Did you know Mark Doty was married to a woman? Odds are steep that you did not. As he explains, "You will perhaps see why a writer who has had a good deal to say about other periods of his life has considered this material unwriteable: it seems Gothic, ridiculous. To narrate those years seems inevitably to accuse Ruth, and to invite me to offer justifications for my own foolishness in marrying her." His remarkable essay, "The Unwriteable," is the lead and best piece in Granta #110: Sex, which went on sale yesterday. Doty's thirteen-page piece is nonstop revelations, which I won't spoil. His age at the time. Her age. The age of another male in her life. The guy with whom he had an intense sexual affair at the time. Why that ended. On and on. Surely people will pressure Doty to expand this to a book.
The issue's other featured contributors are Jeanette Winterson, Jennifer Egan, Tom McCarthy, Adam Foulds, Carl Phillips, Herta Muller, Philip Boehm, Yann Faucher (photographs), Dave Eggers (four animal drawings), and a one page and a half page excerpt of Roberto Bolano's Antwerp that frankly seems included for bragging rights that Bolano is included. One essay missing from the issue is Michael Cunningham's exploration of vampires. A shame.

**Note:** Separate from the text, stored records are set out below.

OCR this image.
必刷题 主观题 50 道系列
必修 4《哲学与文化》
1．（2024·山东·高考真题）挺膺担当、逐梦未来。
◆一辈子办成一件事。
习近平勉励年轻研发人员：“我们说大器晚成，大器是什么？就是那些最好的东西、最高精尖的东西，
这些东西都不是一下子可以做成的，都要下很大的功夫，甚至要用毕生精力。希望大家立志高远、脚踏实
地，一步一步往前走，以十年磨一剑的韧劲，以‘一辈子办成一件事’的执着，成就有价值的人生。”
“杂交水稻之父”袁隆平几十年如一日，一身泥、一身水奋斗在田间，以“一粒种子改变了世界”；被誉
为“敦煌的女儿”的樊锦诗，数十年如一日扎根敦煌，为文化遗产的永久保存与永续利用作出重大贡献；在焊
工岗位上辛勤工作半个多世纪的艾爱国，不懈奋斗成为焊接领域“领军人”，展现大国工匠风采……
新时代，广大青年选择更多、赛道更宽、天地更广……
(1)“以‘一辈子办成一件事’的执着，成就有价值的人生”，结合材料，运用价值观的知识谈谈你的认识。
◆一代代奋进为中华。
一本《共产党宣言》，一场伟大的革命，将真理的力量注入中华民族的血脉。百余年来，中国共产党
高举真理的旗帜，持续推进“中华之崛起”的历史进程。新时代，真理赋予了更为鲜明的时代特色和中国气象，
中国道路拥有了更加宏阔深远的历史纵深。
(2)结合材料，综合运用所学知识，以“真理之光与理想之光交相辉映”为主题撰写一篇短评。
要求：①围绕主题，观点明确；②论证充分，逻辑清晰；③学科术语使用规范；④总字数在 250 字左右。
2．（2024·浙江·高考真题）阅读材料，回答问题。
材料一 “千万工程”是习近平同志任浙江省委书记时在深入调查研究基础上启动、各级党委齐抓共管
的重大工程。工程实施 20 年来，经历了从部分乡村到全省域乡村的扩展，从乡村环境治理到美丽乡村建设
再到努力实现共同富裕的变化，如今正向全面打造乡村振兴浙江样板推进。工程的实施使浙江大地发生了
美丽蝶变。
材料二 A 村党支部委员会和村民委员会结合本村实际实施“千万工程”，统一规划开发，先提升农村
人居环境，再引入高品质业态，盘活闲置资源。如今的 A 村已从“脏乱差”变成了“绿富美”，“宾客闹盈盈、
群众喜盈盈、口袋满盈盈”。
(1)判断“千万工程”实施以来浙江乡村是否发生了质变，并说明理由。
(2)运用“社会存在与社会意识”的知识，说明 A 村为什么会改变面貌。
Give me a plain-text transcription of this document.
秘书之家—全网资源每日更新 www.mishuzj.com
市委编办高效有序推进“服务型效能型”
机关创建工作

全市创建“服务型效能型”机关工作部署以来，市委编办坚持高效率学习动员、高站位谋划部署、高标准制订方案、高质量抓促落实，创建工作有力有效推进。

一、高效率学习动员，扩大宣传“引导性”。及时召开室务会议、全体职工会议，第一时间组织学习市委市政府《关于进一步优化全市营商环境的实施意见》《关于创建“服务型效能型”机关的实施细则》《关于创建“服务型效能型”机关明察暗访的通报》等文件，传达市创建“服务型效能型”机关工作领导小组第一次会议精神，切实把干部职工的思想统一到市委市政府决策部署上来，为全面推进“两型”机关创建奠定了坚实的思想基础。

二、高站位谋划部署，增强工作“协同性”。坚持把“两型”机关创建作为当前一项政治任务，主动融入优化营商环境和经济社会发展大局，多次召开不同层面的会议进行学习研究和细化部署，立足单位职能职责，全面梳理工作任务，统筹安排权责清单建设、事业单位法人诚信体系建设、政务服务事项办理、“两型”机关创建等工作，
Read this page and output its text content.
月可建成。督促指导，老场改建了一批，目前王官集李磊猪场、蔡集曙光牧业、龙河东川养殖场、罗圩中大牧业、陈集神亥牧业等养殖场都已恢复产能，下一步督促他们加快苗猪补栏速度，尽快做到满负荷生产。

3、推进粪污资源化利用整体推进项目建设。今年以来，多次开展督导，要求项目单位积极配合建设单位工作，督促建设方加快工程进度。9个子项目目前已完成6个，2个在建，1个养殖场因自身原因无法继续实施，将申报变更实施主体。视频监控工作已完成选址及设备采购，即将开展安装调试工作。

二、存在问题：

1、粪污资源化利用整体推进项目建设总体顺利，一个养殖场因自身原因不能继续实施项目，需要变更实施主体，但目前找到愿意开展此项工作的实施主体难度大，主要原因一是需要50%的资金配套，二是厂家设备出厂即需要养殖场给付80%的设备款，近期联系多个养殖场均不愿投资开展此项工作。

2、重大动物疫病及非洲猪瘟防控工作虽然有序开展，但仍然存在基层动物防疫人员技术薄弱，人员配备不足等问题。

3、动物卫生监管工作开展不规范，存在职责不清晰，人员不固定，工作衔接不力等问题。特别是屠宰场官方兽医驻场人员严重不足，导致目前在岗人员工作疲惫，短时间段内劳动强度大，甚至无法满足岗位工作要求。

The other standout piece is an excerpt from James Lord's memoir My Queer War, which FSG releases next week. This wonderful chapter shows an amenable young Lord being picked up by and having sex with Jerry, a fellow GI, who upon discovering Lord is already 20 says, "Late starter.... Don't get me wrong, but you've got a lot to learn." He takes him in to Boston on a Saturday night where the bar at the Hotel Statler is packed with 150 servicemen, "not one lady or girl among them, only a handful of civilians." Jerry confirms, "Yes, they're all gay." James goes home with a 30 year old (who offers Rachmaninov's second piano concerto as "Rocky Two") and then his adventures really begin.
Last night was New York's launch party for the issue at Soho's Coco de Mer. Above, the incomparable Patrick Ryan [red shirt] excites some of the models. I talked to Joe Cross for fifteen minutes before learning he was the star of Running with Scissors and had been in Milk. When I asked what he liked to read, Joe laughed, "...magazines, labels on expensive soaps, tags on mattresses." I talked to Michael Lucas for ten minutes without touching on his movie career (porn, his own company) but we found common ground in Berlin's Museum of Film and his love of biographies. He told me many funny / scary stories from Marlene Dietrich by her daughter Maria Riva, which he highly recommends.